View of “Peles Empire,” 2015.

London

Peles Empire

Project/Number
10 Cazenove Road
September 25–October 18, 2015

A large jesmonite slab sits against a side wall of the project space. Molded within a Perspex frame, DUO 14 (all works 2015) mixes jesmonite with digital prints, paper, and pigments, resulting in a surface as luxuriously mineral as it is eerily evanescent. Peles Empire, the collaborative alias for artists Katharina Stoever & Barbara Wolff, exploits the malleability of industrial and digital forms to materialize the shipwreck of history: Images float to the surface like spume from wreckage, only to dissolve into the corrosive bath of the sea. In other words, they break apart as quickly as they appear. The imagery of DUO 14 is translated and transmitted from an interior scene of Peles Castle, an actual Baroque castle situated in the Carpathian Mountains in Romania (the same structure after which the duo is named). The artists have modified the print so that the slab appears as a blurry abstraction—as if the digital file has degraded to such a degree that it has transformed into a precious mineral. Resplendent in texture, there is an oblique sense of collapse to this geological form.

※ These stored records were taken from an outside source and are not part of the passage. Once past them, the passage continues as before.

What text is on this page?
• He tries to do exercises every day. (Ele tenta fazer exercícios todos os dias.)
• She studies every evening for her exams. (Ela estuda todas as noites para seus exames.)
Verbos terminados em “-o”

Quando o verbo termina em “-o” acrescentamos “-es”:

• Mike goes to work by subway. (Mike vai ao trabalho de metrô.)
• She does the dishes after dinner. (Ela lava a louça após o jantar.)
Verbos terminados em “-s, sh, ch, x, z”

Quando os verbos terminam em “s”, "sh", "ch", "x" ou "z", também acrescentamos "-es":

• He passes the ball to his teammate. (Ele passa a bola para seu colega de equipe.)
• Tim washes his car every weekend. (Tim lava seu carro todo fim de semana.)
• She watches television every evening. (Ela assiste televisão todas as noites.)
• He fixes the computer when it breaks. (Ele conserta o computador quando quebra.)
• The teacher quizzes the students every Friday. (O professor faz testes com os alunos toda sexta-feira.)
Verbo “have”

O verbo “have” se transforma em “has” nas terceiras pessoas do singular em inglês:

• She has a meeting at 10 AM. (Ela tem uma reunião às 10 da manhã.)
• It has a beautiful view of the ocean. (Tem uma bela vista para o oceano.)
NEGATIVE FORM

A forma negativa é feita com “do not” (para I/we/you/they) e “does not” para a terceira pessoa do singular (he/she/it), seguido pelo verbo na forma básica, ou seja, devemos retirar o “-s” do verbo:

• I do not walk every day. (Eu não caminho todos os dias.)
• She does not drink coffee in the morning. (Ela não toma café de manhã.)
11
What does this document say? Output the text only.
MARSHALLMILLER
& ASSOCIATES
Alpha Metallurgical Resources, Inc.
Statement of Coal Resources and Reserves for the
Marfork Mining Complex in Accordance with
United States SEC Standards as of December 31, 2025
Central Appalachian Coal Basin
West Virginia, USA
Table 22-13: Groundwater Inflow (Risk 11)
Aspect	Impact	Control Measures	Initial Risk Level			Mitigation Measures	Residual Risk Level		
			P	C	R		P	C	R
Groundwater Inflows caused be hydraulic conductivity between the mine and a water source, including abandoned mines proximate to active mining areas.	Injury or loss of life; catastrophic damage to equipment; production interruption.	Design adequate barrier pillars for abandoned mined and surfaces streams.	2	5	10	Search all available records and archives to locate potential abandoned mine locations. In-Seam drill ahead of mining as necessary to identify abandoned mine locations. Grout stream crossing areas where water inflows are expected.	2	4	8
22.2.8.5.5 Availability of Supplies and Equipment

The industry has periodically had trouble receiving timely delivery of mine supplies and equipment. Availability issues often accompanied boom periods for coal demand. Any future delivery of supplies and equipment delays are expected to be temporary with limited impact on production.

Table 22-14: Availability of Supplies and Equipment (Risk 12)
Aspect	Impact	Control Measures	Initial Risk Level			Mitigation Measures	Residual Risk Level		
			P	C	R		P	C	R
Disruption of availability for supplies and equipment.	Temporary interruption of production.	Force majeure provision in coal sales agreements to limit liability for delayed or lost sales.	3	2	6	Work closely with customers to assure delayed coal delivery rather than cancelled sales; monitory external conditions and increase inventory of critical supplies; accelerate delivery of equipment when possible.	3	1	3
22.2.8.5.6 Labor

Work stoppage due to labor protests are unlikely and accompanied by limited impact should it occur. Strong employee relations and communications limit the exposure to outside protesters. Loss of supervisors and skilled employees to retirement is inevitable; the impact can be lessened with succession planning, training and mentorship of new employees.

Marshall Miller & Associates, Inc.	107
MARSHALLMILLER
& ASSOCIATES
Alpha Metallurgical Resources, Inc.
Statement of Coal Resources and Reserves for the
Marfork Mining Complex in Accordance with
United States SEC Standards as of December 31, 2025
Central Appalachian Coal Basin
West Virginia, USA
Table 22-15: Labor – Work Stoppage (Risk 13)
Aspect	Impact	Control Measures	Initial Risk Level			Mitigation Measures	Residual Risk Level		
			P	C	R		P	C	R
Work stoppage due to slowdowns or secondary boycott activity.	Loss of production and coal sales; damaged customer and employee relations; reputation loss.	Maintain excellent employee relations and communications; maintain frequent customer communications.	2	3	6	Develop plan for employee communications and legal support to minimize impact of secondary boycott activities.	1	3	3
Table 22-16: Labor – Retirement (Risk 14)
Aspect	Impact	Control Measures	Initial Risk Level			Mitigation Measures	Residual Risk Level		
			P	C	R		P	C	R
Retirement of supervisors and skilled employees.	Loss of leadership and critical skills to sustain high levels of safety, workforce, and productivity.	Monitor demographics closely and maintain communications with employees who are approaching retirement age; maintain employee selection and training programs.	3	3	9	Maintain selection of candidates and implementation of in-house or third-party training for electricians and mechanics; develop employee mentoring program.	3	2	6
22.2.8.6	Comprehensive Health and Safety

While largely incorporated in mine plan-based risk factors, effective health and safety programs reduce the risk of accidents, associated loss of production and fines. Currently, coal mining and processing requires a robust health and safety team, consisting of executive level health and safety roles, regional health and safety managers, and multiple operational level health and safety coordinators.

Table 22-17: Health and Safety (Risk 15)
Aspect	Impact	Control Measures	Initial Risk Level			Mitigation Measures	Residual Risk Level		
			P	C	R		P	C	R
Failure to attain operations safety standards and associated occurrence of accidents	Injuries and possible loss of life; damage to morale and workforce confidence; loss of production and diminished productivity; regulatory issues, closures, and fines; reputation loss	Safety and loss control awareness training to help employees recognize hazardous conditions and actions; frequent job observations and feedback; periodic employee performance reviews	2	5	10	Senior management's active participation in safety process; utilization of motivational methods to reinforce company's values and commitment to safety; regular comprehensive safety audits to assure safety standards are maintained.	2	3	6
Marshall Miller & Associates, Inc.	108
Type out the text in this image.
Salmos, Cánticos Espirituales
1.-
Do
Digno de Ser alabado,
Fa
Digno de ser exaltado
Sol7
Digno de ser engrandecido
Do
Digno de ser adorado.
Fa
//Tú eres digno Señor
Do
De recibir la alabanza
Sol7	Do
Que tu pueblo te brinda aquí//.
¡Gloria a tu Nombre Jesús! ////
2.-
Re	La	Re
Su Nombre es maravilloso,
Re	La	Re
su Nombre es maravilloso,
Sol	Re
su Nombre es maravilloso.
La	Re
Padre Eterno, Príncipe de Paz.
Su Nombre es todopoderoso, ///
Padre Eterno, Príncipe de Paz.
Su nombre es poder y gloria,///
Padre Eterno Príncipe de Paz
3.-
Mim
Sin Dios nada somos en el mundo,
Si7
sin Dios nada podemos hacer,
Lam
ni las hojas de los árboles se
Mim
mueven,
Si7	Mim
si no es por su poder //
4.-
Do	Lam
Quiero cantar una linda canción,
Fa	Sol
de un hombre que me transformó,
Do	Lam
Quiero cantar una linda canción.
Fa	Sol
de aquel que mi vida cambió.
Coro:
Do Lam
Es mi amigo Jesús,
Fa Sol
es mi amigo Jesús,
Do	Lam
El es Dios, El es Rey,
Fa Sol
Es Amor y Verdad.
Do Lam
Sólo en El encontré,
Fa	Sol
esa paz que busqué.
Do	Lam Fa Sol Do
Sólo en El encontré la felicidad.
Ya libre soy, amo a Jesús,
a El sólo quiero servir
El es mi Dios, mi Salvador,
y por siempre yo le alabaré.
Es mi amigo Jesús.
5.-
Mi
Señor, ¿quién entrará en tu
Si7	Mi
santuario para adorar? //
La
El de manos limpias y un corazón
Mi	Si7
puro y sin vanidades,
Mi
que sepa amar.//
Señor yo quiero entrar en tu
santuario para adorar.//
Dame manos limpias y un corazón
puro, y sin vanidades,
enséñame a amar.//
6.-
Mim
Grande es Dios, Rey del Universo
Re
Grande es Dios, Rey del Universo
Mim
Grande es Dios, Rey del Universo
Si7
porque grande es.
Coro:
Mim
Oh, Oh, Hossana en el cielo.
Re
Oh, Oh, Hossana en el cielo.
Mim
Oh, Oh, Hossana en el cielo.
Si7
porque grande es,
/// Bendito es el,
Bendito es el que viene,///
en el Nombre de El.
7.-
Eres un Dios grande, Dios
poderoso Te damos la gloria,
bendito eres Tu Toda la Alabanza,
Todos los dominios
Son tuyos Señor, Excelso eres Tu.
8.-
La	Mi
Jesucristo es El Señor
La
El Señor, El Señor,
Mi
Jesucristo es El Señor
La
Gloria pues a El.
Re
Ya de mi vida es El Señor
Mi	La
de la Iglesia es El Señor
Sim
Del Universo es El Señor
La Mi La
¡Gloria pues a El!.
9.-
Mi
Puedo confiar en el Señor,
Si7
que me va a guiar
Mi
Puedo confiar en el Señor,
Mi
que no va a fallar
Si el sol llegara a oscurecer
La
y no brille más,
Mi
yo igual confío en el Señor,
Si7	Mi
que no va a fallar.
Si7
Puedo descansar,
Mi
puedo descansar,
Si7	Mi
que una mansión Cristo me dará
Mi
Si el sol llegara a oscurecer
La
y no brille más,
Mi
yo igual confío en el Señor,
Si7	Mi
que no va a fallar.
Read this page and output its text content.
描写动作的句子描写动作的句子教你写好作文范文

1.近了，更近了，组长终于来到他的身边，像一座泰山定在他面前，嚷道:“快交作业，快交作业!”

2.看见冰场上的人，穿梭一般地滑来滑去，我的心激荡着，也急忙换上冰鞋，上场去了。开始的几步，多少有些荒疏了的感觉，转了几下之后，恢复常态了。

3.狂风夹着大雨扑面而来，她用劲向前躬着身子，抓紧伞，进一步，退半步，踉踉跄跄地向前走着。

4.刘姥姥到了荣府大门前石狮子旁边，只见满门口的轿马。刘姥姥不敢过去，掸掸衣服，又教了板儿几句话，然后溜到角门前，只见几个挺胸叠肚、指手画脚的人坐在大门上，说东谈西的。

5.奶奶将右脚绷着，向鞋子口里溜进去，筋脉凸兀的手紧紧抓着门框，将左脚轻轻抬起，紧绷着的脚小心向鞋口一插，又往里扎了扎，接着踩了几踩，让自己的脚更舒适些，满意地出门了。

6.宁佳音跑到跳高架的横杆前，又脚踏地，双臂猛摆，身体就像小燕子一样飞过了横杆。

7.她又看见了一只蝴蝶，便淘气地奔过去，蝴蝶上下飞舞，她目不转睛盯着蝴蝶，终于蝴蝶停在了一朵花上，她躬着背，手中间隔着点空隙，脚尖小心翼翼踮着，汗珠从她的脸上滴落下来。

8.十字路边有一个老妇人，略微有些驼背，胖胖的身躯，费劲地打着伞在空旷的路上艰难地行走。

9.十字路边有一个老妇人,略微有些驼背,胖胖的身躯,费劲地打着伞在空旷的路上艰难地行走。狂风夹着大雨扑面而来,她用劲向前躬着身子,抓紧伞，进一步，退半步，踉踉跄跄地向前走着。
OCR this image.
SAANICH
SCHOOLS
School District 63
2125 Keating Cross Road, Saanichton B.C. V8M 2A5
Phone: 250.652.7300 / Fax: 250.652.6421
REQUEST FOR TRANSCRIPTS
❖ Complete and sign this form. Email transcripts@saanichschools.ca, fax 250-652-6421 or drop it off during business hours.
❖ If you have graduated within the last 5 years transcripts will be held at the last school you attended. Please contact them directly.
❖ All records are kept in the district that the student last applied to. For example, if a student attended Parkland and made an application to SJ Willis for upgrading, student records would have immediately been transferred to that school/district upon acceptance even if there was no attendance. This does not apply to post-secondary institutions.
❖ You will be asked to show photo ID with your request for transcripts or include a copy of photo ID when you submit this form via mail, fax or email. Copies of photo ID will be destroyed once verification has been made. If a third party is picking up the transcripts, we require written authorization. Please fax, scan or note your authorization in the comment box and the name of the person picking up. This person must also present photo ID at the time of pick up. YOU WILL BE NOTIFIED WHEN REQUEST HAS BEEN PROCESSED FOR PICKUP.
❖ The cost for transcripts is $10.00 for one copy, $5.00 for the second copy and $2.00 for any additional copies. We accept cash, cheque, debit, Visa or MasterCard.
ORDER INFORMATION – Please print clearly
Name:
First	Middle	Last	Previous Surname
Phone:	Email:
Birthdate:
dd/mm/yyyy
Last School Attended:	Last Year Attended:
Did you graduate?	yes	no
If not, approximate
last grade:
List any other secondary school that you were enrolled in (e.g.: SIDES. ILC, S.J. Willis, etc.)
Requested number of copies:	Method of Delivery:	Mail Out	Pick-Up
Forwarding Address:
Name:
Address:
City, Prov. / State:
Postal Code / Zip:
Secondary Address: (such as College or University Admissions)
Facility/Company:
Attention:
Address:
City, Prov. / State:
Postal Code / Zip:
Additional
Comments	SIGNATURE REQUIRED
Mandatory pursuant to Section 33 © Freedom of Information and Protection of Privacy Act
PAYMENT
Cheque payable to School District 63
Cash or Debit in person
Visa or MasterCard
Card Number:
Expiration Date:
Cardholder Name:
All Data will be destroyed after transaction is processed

Adjacent to DUO 14, is tilt up 1, a photo mural arranged and pasted together from a grid of photographs that expands across the entire back wall, buttressed by two slender blocks of jesmonite. The entire mural, which is formed from a collection of smaller photographs, depicts a deinstallation of the duo’s previous exhibition at Schindler’s House in Los Angeles. Rudolph Schindler was known for the tilt-up method, where concrete walls were seamlessly slotted on site. In contrast to Schindler’s method, the tilt-up method deployed by Peles Empire is more haphazard. Below this mural, crushed and crumpled on the ground at the base of tilt up 1, is another sizable photo mural, titled tilt up 2. It lies slumped on the ground as if it had buckled under the weight of gravity, fallen from the wall from which it previously hung. In its degraded state, the work prefigures, perhaps, a disaster to come.